How might this be proved, or disproved (if there is no readily findable counter example)?

Apologies in advance if this is a known result. If so, please provide a reference. (It has been a very long time since I have done any formal math and I am a very bit "rusty".)
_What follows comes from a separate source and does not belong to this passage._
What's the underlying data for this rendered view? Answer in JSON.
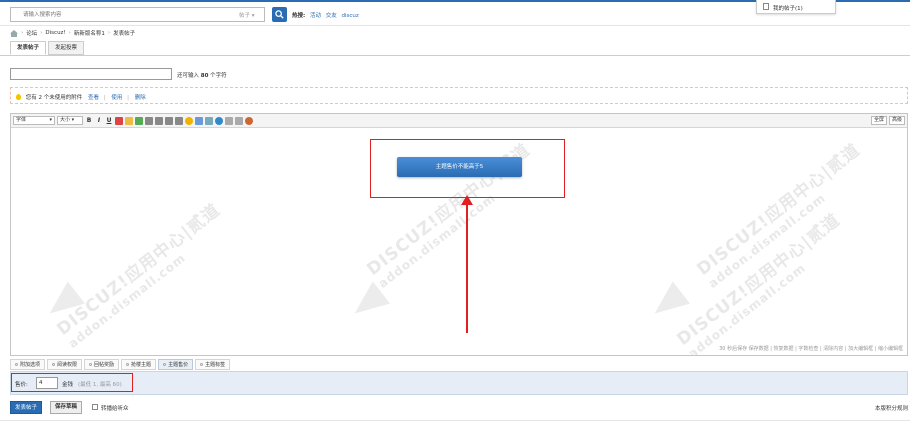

[EDIT - CORRECTION] $$e$$ needs to be prime, not $$s$$ - corrected above

• $C_k$ does not depend on $k$. $k$ is just a distinguisher for the $C$s, ie, $\mid \{ C_1, .., C_{se} \} \mid = se$ Commented Nov 15, 2022 at 12:10
• In essence this is a design problem to select $se$ vectors from $\mathbb{Z}_e^s$ such that the minimum Hamming distance is $s-1$. The Singleton bound requires $s \le e$, which answers half of the question. Commented Nov 15, 2022 at 12:17
• The edited question has easy counterexamples: take $s=2$, then $P_k = \{C_k\}$ so you can take all $e^2$ possible $C_k$. This gives a counterexample for any composite $e$. Commented Nov 15, 2022 at 13:04
• For $s=4$, a pair of mutually orthogonal $e \times e$ Latin squares allows the construction of a solution, so the existence of $4 \times 4$ Graeco-Latin squares gives a counter-example to both the original and the corrected question with $s=e=4$. Using a compact notation we can take the $S_i$ to be 0123 4567 89AB CDEF and e.g. $C_k$ as 048C 059D 06AE 07BF 149F 158E 16BD 17AC 24AD 25BC 268F 279E 34BE 35AF 369C 378D. Commented Nov 15, 2022 at 14:50
• I'd say this problem is more about codes than designs. Essentially it asks for $e$-ary code of length $s$ and distance $s-1$. Commented Nov 15, 2022 at 16:38

Let $$\Sigma$$ be an set of cardinality $$e$$. Then this problem is equivalent to selecting $$se$$ vectors from $$\Sigma^s$$ such that the minimum Hamming distance is $$s−1$$. (To see this, take $$S_i = \{i\} \times \Sigma$$). We could also phrase it as $$\Sigma$$ being an alphabet of cardinality $$s$$ and selecting $$se$$ words of length $$s$$ over the alphabet such that the minimum Hamming distance is $$s−1$$.
The Singleton bound on cardinalities of sets of words with a minimum Hamming distance requires $$s \le e$$, which answers half of the question.
So since we can assume that $$s \le e$$, it's interesting to address the more restrictive problem of selecting $$e^2$$ words of length $$s$$ with minimum Hamming distance $$s-1$$. This is equivalent to finding $$s-2$$ mutually orthogonal Latin squares: label both the cells and the rows and columns of the Latin squares with $$\Sigma$$. Note in particular the construction for finite fields which gives solutions when $$e$$ is a prime power.